Other design flaws include the lack of technical and medical support that new parents get on what really matters. Mums don’t need half of the material things that they receive from well-meaning loved ones, they need sessions with lactation consultants, on hand for months to provide support and troubleshooting, to help establish a skill that is both instinctive, and at the same time, novel, learnt and at times very difficult. In other cases, the support is the problem. Misinformed doctors and midwives, often know more about formula requirements than normal breastfeeding behaviours and give out outdated or incorrect advice. For example, on my first day postpartum in hospital, I was told two completely contradictory pieces of advice by two different midwives within the space of an hour. I was also told that once my baby hit 5kg she would sleep through the night without feeds. Needless to say there is absolutely no evidence base for this arbitrary number, and it was bound to make me wonder what the matter with my perfectly normal breastfeeding baby when, nine months later, she still feeds at least n times per night (where n ≥ 1).

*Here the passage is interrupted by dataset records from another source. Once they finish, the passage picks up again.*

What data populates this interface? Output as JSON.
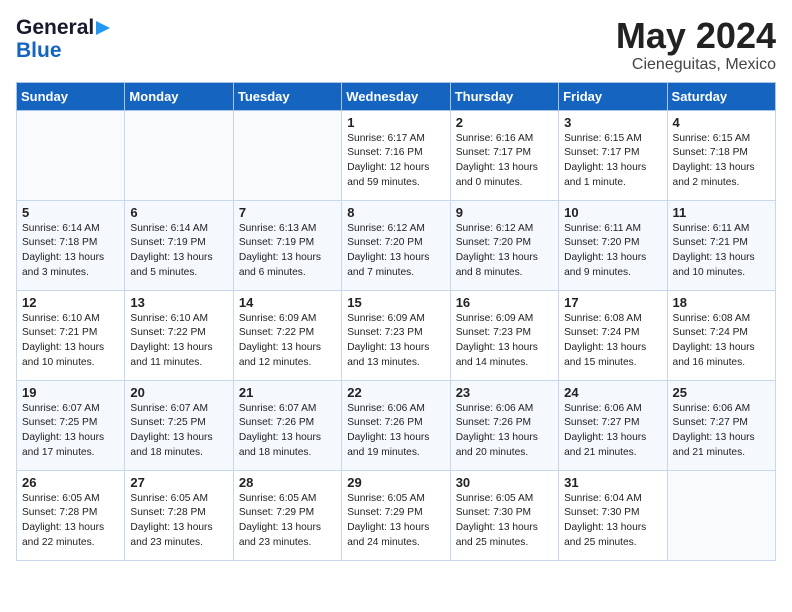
{
  "header": {
    "logo_general": "General",
    "logo_blue": "Blue",
    "month_year": "May 2024",
    "location": "Cieneguitas, Mexico"
  },
  "days_of_week": [
    "Sunday",
    "Monday",
    "Tuesday",
    "Wednesday",
    "Thursday",
    "Friday",
    "Saturday"
  ],
  "weeks": [
    [
      {
        "day": "",
        "info": ""
      },
      {
        "day": "",
        "info": ""
      },
      {
        "day": "",
        "info": ""
      },
      {
        "day": "1",
        "info": "Sunrise: 6:17 AM\nSunset: 7:16 PM\nDaylight: 12 hours\nand 59 minutes."
      },
      {
        "day": "2",
        "info": "Sunrise: 6:16 AM\nSunset: 7:17 PM\nDaylight: 13 hours\nand 0 minutes."
      },
      {
        "day": "3",
        "info": "Sunrise: 6:15 AM\nSunset: 7:17 PM\nDaylight: 13 hours\nand 1 minute."
      },
      {
        "day": "4",
        "info": "Sunrise: 6:15 AM\nSunset: 7:18 PM\nDaylight: 13 hours\nand 2 minutes."
      }
    ],
    [
      {
        "day": "5",
        "info": "Sunrise: 6:14 AM\nSunset: 7:18 PM\nDaylight: 13 hours\nand 3 minutes."
      },
      {
        "day": "6",
        "info": "Sunrise: 6:14 AM\nSunset: 7:19 PM\nDaylight: 13 hours\nand 5 minutes."
      },
      {
        "day": "7",
        "info": "Sunrise: 6:13 AM\nSunset: 7:19 PM\nDaylight: 13 hours\nand 6 minutes."
      },
      {
        "day": "8",
        "info": "Sunrise: 6:12 AM\nSunset: 7:20 PM\nDaylight: 13 hours\nand 7 minutes."
      },
      {
        "day": "9",
        "info": "Sunrise: 6:12 AM\nSunset: 7:20 PM\nDaylight: 13 hours\nand 8 minutes."
      },
      {
        "day": "10",
        "info": "Sunrise: 6:11 AM\nSunset: 7:20 PM\nDaylight: 13 hours\nand 9 minutes."
      },
      {
        "day": "11",
        "info": "Sunrise: 6:11 AM\nSunset: 7:21 PM\nDaylight: 13 hours\nand 10 minutes."
      }
    ],
    [
      {
        "day": "12",
        "info": "Sunrise: 6:10 AM\nSunset: 7:21 PM\nDaylight: 13 hours\nand 10 minutes."
      },
      {
        "day": "13",
        "info": "Sunrise: 6:10 AM\nSunset: 7:22 PM\nDaylight: 13 hours\nand 11 minutes."
      },
      {
        "day": "14",
        "info": "Sunrise: 6:09 AM\nSunset: 7:22 PM\nDaylight: 13 hours\nand 12 minutes."
      },
      {
        "day": "15",
        "info": "Sunrise: 6:09 AM\nSunset: 7:23 PM\nDaylight: 13 hours\nand 13 minutes."
      },
      {
        "day": "16",
        "info": "Sunrise: 6:09 AM\nSunset: 7:23 PM\nDaylight: 13 hours\nand 14 minutes."
      },
      {
        "day": "17",
        "info": "Sunrise: 6:08 AM\nSunset: 7:24 PM\nDaylight: 13 hours\nand 15 minutes."
      },
      {
        "day": "18",
        "info": "Sunrise: 6:08 AM\nSunset: 7:24 PM\nDaylight: 13 hours\nand 16 minutes."
      }
    ],
    [
      {
        "day": "19",
        "info": "Sunrise: 6:07 AM\nSunset: 7:25 PM\nDaylight: 13 hours\nand 17 minutes."
      },
      {
        "day": "20",
        "info": "Sunrise: 6:07 AM\nSunset: 7:25 PM\nDaylight: 13 hours\nand 18 minutes."
      },
      {
        "day": "21",
        "info": "Sunrise: 6:07 AM\nSunset: 7:26 PM\nDaylight: 13 hours\nand 18 minutes."
      },
      {
        "day": "22",
        "info": "Sunrise: 6:06 AM\nSunset: 7:26 PM\nDaylight: 13 hours\nand 19 minutes."
      },
      {
        "day": "23",
        "info": "Sunrise: 6:06 AM\nSunset: 7:26 PM\nDaylight: 13 hours\nand 20 minutes."
      },
      {
        "day": "24",
        "info": "Sunrise: 6:06 AM\nSunset: 7:27 PM\nDaylight: 13 hours\nand 21 minutes."
      },
      {
        "day": "25",
        "info": "Sunrise: 6:06 AM\nSunset: 7:27 PM\nDaylight: 13 hours\nand 21 minutes."
      }
    ],
    [
      {
        "day": "26",
        "info": "Sunrise: 6:05 AM\nSunset: 7:28 PM\nDaylight: 13 hours\nand 22 minutes."
      },
      {
        "day": "27",
        "info": "Sunrise: 6:05 AM\nSunset: 7:28 PM\nDaylight: 13 hours\nand 23 minutes."
      },
      {
        "day": "28",
        "info": "Sunrise: 6:05 AM\nSunset: 7:29 PM\nDaylight: 13 hours\nand 23 minutes."
      },
      {
        "day": "29",
        "info": "Sunrise: 6:05 AM\nSunset: 7:29 PM\nDaylight: 13 hours\nand 24 minutes."
      },
      {
        "day": "30",
        "info": "Sunrise: 6:05 AM\nSunset: 7:30 PM\nDaylight: 13 hours\nand 25 minutes."
      },
      {
        "day": "31",
        "info": "Sunrise: 6:04 AM\nSunset: 7:30 PM\nDaylight: 13 hours\nand 25 minutes."
      },
      {
        "day": "",
        "info": ""
      }
    ]
  ]
}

Then there are the societal and cultural practices, especially in this corner of the world, that are fundamentally in opposition to maintaining a healthy breastfeeding relationship, which thrives on proximity and flexibility. Sleep training, cough, I’m looking at you. Oh boy, am I looking at you. It was only about seven months in to motherhood that I realised how much of the formula industry was driving both the narratives promoted by mainstream parenting doctrines and also the well-meaning but disorienting advice that is passed on through generations: “it’s time to night wean”, “offer water instead”, “formula is so much easier”. This is then followed by the discomfort that people begin to express as the baby grows older: “once babies have teeth or can walk, it’s definitely time to wean”, “that toddler is too old to be breastfed, give them some cow milk instead.” Beyond the cognitive dissonance of replacing our own species’ milk with that of a different species (and claiming that it is more appropriate), we clearly have a deep rooted discomfort with breastfeeding, left unexamined to the detriment of our own well-being. This could be partly down to the widespread misinformation campaign promoted by the formula industry, and partly due to the sexualisation of breasts (this remains speculation on my behalf…).

However, I also think the discomfort goes deeper, circling back to this idea of humans controlling nature rather than being part of it. Breastfeeding demands responsiveness, rather than schedules, and it often defies logic. It requires a certain skill set that is highly dependent on our animal instincts, those ancient wisdoms encoded in our DNA for millennia, that we have spent mere centuries distancing ourselves from in the rush towards the efficient, independent and rational human. Maybe this is why it feels jarring, and why we pay lip service to the benefits of breastfeeding, but back away for creating a fertile society for it.

Maybe it’s time we were reminded that we are first and foremost animals. Mammals. That we are just one small part of an ecosystem. That we have the instincts to coexist in this system, if we want to. And maybe connecting to nature isn’t just about putting on a pair of hiking boots and leaving the big smoke. Maybe it starts with teaching our infants how to trust these instincts. How love is always available, and doesn’t fit into schedules. How we don’t need any props for connection. How we value them more than we value our free time, or our productivity. And maybe, through doing this, we can take one (amongst many) small step towards healing from the mindsets that have led us to destroying our planet and valuing all the wrong things.

So this is how I see breastfeeding. Not just a way to feed my child, but as a big FU to capitalism. A radical act. An expression of hope.